Un altro punto di forza è la gestione del dato in tempo reale: la piattaforma non si limita a raccogliere le informazioni, ma le elabora, le arricchisce e le rende disponibili per altri sistemi quasi istantaneamente. Al cuore di questo processo c’è un motore di regole configurabile che consente di trasformare i dati grezzi in informazioni operative, con una logica deterministica facilmente governabile anche da parte del cliente.

Bishop, pur essendo sviluppato con criteri completamente deterministici e quindi più efficienti dal punto di vista prestazionale, è pensato per integrarsi, se necessario, anche con servizi di Intelligenza Artificiale esterni: il dato può essere arricchito da algoritmi di machine learning o utilizzato per attivare automatismi e alert personalizzati lungo la catena decisionale.

Tutto questo si traduce in maggiore trasparenza, tracciabilità e controllo. “Bishop non impone una rivoluzione infrastrutturale”, sottolinea Francesca, “ma costruisce un sistema coerente partendo da ciò che già esiste, mettendo ordine nel caos informativo e trasformandolo in un vantaggio competitivo.”

smart factory con bishop

La sfida: dalla raccolta dati all’informazione operativa

Oggi la disponibilità di dati non rappresenta più un problema: le aziende raccolgono continuamente metriche, segnali e indicatori. La vera sfida è trasformare questi flussi in informazioni comprensibili, accessibili e utili per supportare le decisioni. È proprio su questo aspetto che Bishop esprime il suo valore più profondo.

“Parliamo spesso di trasformazione digitale, ma se i dati restano chiusi in log difficili da interpretare o in sistemi che non comunicano, non possiamo davvero parlare di trasformazione”, osserva Francesca Solazzi. “Bishop nasce per cambiare questa dinamica: prende il segnale, lo trasforma in dato, e il dato lo rende informazione arricchita del contesto operativo.
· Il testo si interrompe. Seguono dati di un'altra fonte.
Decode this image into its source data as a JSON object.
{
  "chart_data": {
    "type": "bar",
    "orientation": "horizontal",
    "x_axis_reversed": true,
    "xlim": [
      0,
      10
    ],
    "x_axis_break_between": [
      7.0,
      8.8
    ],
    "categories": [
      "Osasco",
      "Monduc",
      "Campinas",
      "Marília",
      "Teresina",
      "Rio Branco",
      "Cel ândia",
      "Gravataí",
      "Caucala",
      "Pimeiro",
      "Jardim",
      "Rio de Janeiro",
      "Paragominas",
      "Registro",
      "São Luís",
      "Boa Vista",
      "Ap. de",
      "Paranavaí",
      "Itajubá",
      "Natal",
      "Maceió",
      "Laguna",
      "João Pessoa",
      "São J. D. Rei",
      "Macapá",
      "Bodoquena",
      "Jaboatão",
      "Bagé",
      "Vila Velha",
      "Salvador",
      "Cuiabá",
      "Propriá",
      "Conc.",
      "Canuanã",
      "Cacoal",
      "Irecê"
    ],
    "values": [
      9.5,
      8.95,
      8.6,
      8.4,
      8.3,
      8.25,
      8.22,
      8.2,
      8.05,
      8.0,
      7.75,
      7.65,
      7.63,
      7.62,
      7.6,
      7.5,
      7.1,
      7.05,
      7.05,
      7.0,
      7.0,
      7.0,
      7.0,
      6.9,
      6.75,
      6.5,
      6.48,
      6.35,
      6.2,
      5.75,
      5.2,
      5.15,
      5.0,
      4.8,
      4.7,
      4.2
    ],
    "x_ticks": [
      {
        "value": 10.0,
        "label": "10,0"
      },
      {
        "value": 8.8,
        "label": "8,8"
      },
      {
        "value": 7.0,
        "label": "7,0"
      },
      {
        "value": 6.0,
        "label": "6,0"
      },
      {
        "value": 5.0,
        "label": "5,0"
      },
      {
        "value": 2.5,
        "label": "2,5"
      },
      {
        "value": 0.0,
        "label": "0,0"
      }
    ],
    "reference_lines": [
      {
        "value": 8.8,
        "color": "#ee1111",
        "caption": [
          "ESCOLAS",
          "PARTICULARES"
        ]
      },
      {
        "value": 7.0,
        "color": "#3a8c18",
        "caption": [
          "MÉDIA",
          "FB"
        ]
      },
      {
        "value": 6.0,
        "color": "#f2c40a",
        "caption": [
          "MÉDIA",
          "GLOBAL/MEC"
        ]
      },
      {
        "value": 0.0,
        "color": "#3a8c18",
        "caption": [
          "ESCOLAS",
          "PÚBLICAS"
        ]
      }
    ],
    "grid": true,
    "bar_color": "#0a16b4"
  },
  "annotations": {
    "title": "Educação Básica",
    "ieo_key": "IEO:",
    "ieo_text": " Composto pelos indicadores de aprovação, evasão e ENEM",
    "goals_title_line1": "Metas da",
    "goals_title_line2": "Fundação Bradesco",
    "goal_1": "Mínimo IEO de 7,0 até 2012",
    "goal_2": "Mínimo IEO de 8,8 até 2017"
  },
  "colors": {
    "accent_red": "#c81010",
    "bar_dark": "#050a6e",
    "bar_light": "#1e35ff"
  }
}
Che si tratti di un sensore su una macchina, di un evento in un gestionale o di una transazione rilevata su più sistemi, il compito della piattaforma è dare coerenza e visibilità a ciò che accade, mettendo le persone nelle condizioni di agire con maggiore consapevolezza e velocità. Questo vale non solo per i reparti produttivi, ma anche per la logistica, la manutenzione, la qualità e la gestione operativa quotidiana.

È una visione concreta, centrata sull’uso reale del dato e sulla capacità di abbattere la complessità tecnica per trasformarla in vantaggio strategico. Un tassello importante nella visione complessiva del nostro gruppo, che continua a crescere per offrire alle imprese strumenti adatti ad affrontare la complessità del presente e costruire, con metodo, il proprio futuro digitale.